Why OpenSource is great - Part 1

Opensource rocks. Here's one of the reasons why:

I've recently been appointed to a job as System Administrator with Catalyst IT. Catalyst is a company that totally gets Free and Open Source Software (FOSS); in fact, it's right there in their mission statement, and promoting OpenSource is their reason for existence. It was only when I saw the job, saw the company, and stopped to think, that I truly realised how much I love FOSS. It's been something that's grown over the last few years. When I was working administering both Windows and FOSS (but mostly FOSS)I knew I preferred the latter. Then I got a job where my responsibility was totally FOSS, but the company wasn't necessarily choosing it for philosophical reasons. That was ok, but after working in that environment for a while, I came to understand that what I really want to do is to work with FOSS all the time, for philosophical and technical reasons, not just because the price is attractive to my employer.

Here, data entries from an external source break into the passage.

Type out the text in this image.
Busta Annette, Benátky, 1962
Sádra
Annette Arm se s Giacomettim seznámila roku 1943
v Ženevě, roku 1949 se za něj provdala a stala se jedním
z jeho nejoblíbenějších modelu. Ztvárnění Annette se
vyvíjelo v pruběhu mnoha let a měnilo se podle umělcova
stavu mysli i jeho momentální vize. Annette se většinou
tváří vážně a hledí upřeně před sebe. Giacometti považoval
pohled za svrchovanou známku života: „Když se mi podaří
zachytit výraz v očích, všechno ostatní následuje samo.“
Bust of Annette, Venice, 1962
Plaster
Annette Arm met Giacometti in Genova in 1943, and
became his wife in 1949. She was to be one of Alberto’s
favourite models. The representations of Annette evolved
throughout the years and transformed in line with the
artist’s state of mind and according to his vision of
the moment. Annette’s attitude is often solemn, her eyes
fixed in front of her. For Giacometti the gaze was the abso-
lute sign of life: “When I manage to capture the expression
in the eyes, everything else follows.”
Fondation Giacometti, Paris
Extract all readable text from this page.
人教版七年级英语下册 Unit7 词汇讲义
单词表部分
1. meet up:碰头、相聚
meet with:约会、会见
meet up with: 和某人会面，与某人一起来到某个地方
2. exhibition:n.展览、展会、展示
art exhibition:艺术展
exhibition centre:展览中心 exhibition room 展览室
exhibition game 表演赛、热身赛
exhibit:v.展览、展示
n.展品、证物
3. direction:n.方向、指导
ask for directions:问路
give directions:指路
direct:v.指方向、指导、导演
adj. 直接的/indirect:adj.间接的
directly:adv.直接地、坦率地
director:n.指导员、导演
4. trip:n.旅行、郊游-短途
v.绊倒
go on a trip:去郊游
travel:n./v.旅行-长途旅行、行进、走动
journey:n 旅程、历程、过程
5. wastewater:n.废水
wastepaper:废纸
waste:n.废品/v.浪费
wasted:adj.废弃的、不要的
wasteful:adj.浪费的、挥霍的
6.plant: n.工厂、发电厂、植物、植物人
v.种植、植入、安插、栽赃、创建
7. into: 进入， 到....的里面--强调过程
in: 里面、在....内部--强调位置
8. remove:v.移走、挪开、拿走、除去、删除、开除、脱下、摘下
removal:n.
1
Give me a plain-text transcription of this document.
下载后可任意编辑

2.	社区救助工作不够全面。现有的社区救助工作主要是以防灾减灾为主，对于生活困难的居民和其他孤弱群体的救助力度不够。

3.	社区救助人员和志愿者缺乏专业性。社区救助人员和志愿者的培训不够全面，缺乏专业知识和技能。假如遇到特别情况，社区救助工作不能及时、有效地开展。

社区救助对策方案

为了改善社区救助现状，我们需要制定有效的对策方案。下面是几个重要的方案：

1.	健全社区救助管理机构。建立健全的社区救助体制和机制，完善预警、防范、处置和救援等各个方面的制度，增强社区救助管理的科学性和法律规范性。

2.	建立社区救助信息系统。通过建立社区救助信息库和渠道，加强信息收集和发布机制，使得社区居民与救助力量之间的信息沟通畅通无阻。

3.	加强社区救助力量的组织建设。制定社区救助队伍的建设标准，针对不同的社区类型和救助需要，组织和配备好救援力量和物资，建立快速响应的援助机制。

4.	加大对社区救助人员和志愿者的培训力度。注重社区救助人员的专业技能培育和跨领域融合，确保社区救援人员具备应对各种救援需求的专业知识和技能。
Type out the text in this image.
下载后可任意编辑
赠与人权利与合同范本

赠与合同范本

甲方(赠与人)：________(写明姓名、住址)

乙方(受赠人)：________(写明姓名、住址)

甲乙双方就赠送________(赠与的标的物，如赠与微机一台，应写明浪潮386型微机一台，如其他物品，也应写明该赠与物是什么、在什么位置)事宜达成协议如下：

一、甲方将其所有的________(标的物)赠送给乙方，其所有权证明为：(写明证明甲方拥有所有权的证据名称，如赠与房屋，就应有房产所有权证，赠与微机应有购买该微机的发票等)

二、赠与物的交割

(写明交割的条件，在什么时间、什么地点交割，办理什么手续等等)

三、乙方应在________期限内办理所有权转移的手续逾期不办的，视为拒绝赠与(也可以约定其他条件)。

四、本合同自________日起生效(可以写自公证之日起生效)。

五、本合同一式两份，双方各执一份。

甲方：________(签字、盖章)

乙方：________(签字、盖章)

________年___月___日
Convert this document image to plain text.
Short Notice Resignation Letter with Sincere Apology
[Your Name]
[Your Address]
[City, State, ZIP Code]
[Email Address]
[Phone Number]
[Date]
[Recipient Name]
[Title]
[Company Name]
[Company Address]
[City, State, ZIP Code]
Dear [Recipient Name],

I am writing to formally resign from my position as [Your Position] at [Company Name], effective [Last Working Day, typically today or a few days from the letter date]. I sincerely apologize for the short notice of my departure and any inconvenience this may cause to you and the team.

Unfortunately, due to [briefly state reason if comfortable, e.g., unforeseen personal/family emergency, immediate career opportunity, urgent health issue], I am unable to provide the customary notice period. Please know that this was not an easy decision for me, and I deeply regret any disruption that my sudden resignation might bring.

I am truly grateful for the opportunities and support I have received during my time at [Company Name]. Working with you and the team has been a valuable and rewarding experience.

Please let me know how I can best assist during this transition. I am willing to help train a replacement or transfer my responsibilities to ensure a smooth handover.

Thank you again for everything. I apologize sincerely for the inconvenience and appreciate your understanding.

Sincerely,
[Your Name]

I've got a lot of detail on those philosophical reasons, which I'll share in the future as I can marshal my thoughts coherently for publication. But first, there was a rather in-your-face one that I was party to today. I'm using reprepro to implement an internal APT repository, and ran into a snag with a small limitation in the current functionality. I e-mailed the author before I left for the day, explaining what I couldn't do, and asking for pointers as to where in the code I should make certain enhancements, or to see if he had any other suggestions. Back comes an e-mail not more than 6 hours later, saying that one of the ways of achieving what I wanted had been on the todo list for a while, and that he'd just implemented it. I grabbed the latest code from the git repository, compiled it and tested it, and it worked perfectly.

Granted, it was a fairly small change, but the responsiveness is just amazing. Short of paying fairly large amounts of money, there's no way you'd ever get this level of 'service' for a closed source product. More to the point, there would be no option other than to ask, wait, and hope. In this case, if I'd not gotten a response and my need had grown too great, I would have been free to implement the change myself. And to be fair, for a lot of FOSS projects that would be the way I'd have to go. But at least I had the choice. And I now can choose if I want to backport the change to the code version I'm already using, or jump to the latest code.

There's just nothing comparable to the flexibility and agility of an FOSS project.